2.2 Logistic Regression

In [13]:
# TF IDF로 간단한 Logistic Regression Fit하기.
clf = LogisticRegression(C=1.0)
clf.fit(xtrain_tfv, ytrain)
predictions = clf.predict_proba(xvalid_tfv)

print("logloss: %0.3f " %multiclass_logloss(yvalid, predictions))
 
logloss: 0.572 
 
c:\users\hanbit\appdata\local\programs\python\python37\lib\site-packages\sklearn\linear_model\_logistic.py:764: ConvergenceWarning: lbfgs failed to converge (status=1):
STOP: TOTAL NO. of ITERATIONS REACHED LIMIT.

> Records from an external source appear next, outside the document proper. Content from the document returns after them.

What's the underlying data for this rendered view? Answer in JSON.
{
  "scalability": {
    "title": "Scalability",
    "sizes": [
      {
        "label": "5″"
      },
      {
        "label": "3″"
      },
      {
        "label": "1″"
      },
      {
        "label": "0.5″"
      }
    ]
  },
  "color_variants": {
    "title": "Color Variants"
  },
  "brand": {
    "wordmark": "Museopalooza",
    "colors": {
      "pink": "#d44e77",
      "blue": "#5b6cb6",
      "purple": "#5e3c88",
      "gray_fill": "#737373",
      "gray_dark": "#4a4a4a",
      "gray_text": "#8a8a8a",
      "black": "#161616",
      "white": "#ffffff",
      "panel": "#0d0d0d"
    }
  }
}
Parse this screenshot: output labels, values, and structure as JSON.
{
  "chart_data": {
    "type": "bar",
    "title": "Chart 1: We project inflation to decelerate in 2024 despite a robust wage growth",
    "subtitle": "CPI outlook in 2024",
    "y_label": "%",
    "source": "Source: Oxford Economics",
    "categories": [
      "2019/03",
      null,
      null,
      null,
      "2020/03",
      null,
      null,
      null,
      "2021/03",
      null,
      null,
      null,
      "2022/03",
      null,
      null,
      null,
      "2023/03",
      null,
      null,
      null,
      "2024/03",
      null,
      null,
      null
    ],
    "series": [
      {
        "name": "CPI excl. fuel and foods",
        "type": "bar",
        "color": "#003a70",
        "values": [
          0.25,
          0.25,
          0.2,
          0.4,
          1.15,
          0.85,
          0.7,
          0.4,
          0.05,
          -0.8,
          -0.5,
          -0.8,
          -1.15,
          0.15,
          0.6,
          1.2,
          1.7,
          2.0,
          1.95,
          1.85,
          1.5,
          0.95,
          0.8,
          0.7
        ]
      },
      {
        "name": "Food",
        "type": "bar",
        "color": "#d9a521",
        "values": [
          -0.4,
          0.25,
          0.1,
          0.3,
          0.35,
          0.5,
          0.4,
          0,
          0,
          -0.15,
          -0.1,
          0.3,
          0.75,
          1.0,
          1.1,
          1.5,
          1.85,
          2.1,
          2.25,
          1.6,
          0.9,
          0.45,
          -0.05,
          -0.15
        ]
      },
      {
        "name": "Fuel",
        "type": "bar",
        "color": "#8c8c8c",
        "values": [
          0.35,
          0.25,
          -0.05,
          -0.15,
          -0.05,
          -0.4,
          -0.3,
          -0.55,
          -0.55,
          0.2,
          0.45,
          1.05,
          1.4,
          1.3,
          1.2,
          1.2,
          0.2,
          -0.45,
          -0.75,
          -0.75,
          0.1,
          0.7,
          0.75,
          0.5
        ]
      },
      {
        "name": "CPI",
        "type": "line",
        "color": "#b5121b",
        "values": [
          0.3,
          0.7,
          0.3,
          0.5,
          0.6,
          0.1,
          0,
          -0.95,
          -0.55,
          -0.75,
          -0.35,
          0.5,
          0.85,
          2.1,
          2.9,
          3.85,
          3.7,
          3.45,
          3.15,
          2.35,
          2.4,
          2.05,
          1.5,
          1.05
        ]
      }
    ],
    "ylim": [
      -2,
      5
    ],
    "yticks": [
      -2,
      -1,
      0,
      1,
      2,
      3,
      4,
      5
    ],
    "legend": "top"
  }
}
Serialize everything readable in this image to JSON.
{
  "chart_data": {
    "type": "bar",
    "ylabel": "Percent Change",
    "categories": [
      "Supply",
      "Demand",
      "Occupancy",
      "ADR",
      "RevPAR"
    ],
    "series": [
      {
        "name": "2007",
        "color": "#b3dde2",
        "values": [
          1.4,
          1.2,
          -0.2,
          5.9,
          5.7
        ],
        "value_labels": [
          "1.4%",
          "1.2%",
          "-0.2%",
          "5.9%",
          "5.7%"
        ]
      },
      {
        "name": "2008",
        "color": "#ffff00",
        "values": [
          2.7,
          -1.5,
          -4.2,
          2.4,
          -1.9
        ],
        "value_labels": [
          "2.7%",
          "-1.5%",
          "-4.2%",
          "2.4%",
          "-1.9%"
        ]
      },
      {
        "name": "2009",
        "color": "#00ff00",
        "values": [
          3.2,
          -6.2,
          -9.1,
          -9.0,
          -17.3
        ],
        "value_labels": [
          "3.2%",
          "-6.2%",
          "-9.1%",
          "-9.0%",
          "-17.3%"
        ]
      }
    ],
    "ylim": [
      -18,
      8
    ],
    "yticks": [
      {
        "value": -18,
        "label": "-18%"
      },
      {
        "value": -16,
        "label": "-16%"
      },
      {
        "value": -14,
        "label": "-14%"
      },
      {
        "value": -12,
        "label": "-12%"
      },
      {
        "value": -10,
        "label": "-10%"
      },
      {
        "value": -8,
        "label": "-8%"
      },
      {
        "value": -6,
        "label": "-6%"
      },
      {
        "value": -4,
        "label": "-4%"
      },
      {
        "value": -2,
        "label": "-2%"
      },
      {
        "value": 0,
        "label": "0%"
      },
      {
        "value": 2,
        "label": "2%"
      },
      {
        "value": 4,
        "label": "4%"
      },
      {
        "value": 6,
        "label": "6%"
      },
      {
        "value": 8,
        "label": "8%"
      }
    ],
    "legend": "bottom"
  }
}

Increase the number of iterations (max_iter) or scale the data as shown in:
    https://scikit-learn.org/stable/modules/preprocessing.html
Please also refer to the documentation for alternative solver options:
    https://scikit-learn.org/stable/modules/linear_model.html#logistic-regression
  extra_warning_msg=_LOGISTIC_SOLVER_CONVERGENCE_MSG)
 

우리는 multiclass logloss로 0.572의 손실을 얻었다.

2.3 counter 변수 사용. 

  • 더 좋은 점수를 얻기 위해 다른 데이터로 동일한 모델을 적용해본다.
  • TF-IDF를 사용하기 전에, 우리는 feature로써 word count를 사용할 수 있다.
  • 이것은 scikit-learn의 CountVectorizer로 쉽게 사용할 수 있다.
In [14]:
# CountVectorizer : 문서 집합에서 단어 토큰을 생성하고 각 단어의 수를 세어 BOW 인코딩 벡터를 만든다.
ctv = CountVectorizer(analyzer='word', token_pattern= r'\w{1,}', ngram_range=(1,3), stop_words='english')

# training, test 데이터셋 모두 fit count vectorizer fit하자.

ctv.fit(list(xtrain) + list(xvalid))
xtrain_ctv = ctv.transform(xtrain)
xvalid_ctv = ctv.transform(xvalid)
In [15]:
clf  = LogisticRegression(C=1.0)
clf.fit(xtrain_ctv,ytrain)
predictions = clf.predict_proba(xvalid_ctv)

print("logloss: %0.3f " %multiclass_logloss(yvalid, predictions))
 
logloss: 0.527 
 
c:\users\hanbit\appdata\local\programs\python\python37\lib\site-packages\sklearn\linear_model\_logistic.py:764: ConvergenceWarning: lbfgs failed to converge (status=1):
STOP: TOTAL NO. of ITERATIONS REACHED LIMIT.

Increase the number of iterations (max_iter) or scale the data as shown in:
    https://scikit-learn.org/stable/modules/preprocessing.html
Please also refer to the documentation for alternative solver options:
    https://scikit-learn.org/stable/modules/linear_model.html#logistic-regression
  extra_warning_msg=_LOGISTIC_SOLVER_CONVERGENCE_MSG)
 

0.527 의 손실로, 더 나아지진 않았다.

2.4 Naive-Bayes

다음으로는 에전에 유명했던 간단한 모델인 Naive-Bayes를 사용해보자. 우선 두 데이터 셋으로 naive-bayes를 적용하면 어떻게 되는지 보자.

In [16]:
clf = MultinomialNB()
clf.fit(xtrain_tfv, ytrain)
predictions = clf.predict_proba(xvalid_tfv)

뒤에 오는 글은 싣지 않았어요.